Responding to certain recommendations made by the WTO’s Dispute Settlement Body,5 however, Commerce determined that, in certain contexts, it will begin to *1341aggregate all normal-to-export price comparisons, including the results of price comparisons for sales made at prices above normal value.6 Due to its expressly limited applicability, one effect of this modification was that Commerce was now aggregating negative normal-to-export price comparisons in some contexts but not others. ' See Dongbu, 635 F.3d at 1365. In Dongbu and JTEKT, the Court of Appeals held that the reasonableness of interpreting the antidumping statute to allow for such distinctions required more explanation than Commerce had then provided. Dongbu, 635 F.3d at 1373; JTEKT, 642 F.3d at 1384-85.

B. Analysis

In a number of decisions post-dating Dongbu and JTEKT, this Court has affirmed Commerce’s decision to include both positive and negative normal-to-export price differences when calculating weighted average dumping margins in ini*1342tial dumping investigations but not when doing so in administrative reviews.7 These holdings addressed Commerce’s explanation regarding the inherent differences between the nature and goals of initial investigations and subsequent administrative reviews.8 Here, Commerce clarifies that the reasonableness of its current practice is additionally supported by the distinction between the various comparison methods that Commerce may employ when comparing normal values and export prices to calculate dumping margins. See Remand Results at 10-13.

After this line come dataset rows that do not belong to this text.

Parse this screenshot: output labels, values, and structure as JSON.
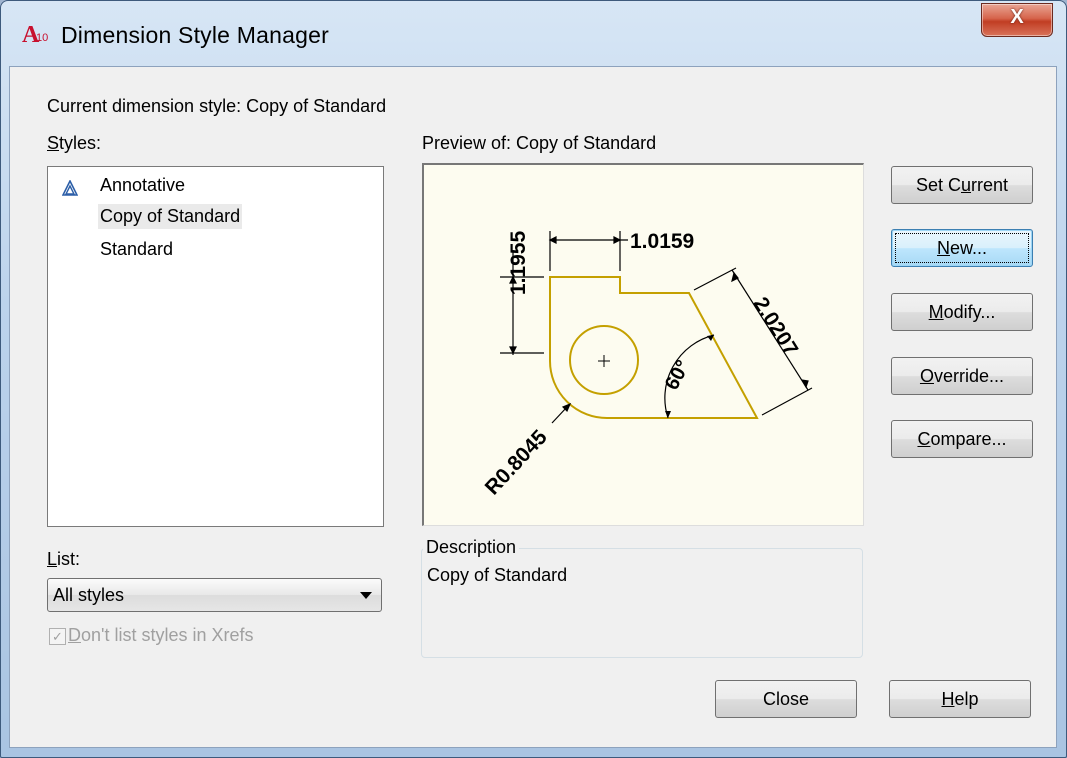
{
  "window": {
    "title": "Dimension Style Manager",
    "app_icon_text": "A",
    "app_icon_version": "10",
    "close_glyph": "X"
  },
  "current_style": {
    "label": "Current dimension style: Copy of Standard"
  },
  "styles": {
    "label_prefix": "S",
    "label_rest": "tyles:",
    "items": [
      {
        "label": "Annotative",
        "icon": "annotative-icon"
      },
      {
        "label": "Copy of Standard",
        "selected": true
      },
      {
        "label": "Standard"
      }
    ]
  },
  "preview": {
    "label": "Preview of: Copy of Standard",
    "dims": {
      "vertical": "1.1955",
      "horizontal": "1.0159",
      "aligned": "2.0207",
      "angle": "60°",
      "radius": "R0.8045"
    },
    "colors": {
      "outline": "#c4a000",
      "dims": "#000000",
      "background": "#fdfcf0"
    }
  },
  "list_filter": {
    "label_prefix": "L",
    "label_rest": "ist:",
    "selected": "All styles"
  },
  "xref_checkbox": {
    "checked": true,
    "label_pre": "D",
    "label_rest": "on't list styles in Xrefs"
  },
  "description": {
    "title": "Description",
    "text": "Copy of Standard"
  },
  "buttons": {
    "set_current": {
      "pre": "Set C",
      "u": "u",
      "post": "rrent"
    },
    "new": {
      "pre": "",
      "u": "N",
      "post": "ew..."
    },
    "modify": {
      "pre": "",
      "u": "M",
      "post": "odify..."
    },
    "override": {
      "pre": "",
      "u": "O",
      "post": "verride..."
    },
    "compare": {
      "pre": "",
      "u": "C",
      "post": "ompare..."
    },
    "close": {
      "label": "Close"
    },
    "help": {
      "pre": "",
      "u": "H",
      "post": "elp"
    }
  }
}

The antidumping statute contemplates three distinct methods that Commerce may employ when comparing normal values and export prices to calculate dumping margins. See 19 U.S.C. § 1677f-l(d). Commerce may 1) compare the weighted average of the normal values found during the relevant time period with the weighted average of contemporaneous export prices (the “average-to-average” comparison method), id. at § 1677f-l(d)(l)(A)(i); 2) compare the normal values of individual transactions to the export prices of individual transactions (the “transaction-to-transaction” comparison method), id. at § 1677f-l(d)(l)(A)(ii); or 3) compare the weighted average of the normal values to the export prices of individual transactions (the “average-to-transaction” comparison method), id. at §§ 1677f-l(d)(l)(B), 1677f-1 (d)(2). Commerce’s recent policy modification is limited to the average-to-average comparison method.9

*1343Commerce explains that when using the average-to-average comparison method, Commerce “does not determine dumping on the basis of individual, transaction-specific, U.S. prices, but rather makes the determination ‘on average’ for the averaging group [groupings are made by model and level of trade] within which higher prices and lower prices offset each other.” Remand Results at 11. Commerce then “aggregates the comparison results from each of the averaging groups to determine the aggregate weighted-average dumping margin for a specific producer or exporter[,] [and] ... by permitting offsets in the aggregation stage, [Commerce] determines an ‘on average’ aggregate amount of dumping for the numerator of the weighted-average dumping margin ratio, consistent with the manner in which [Commerce] determined the comparison results being aggregated.” Id.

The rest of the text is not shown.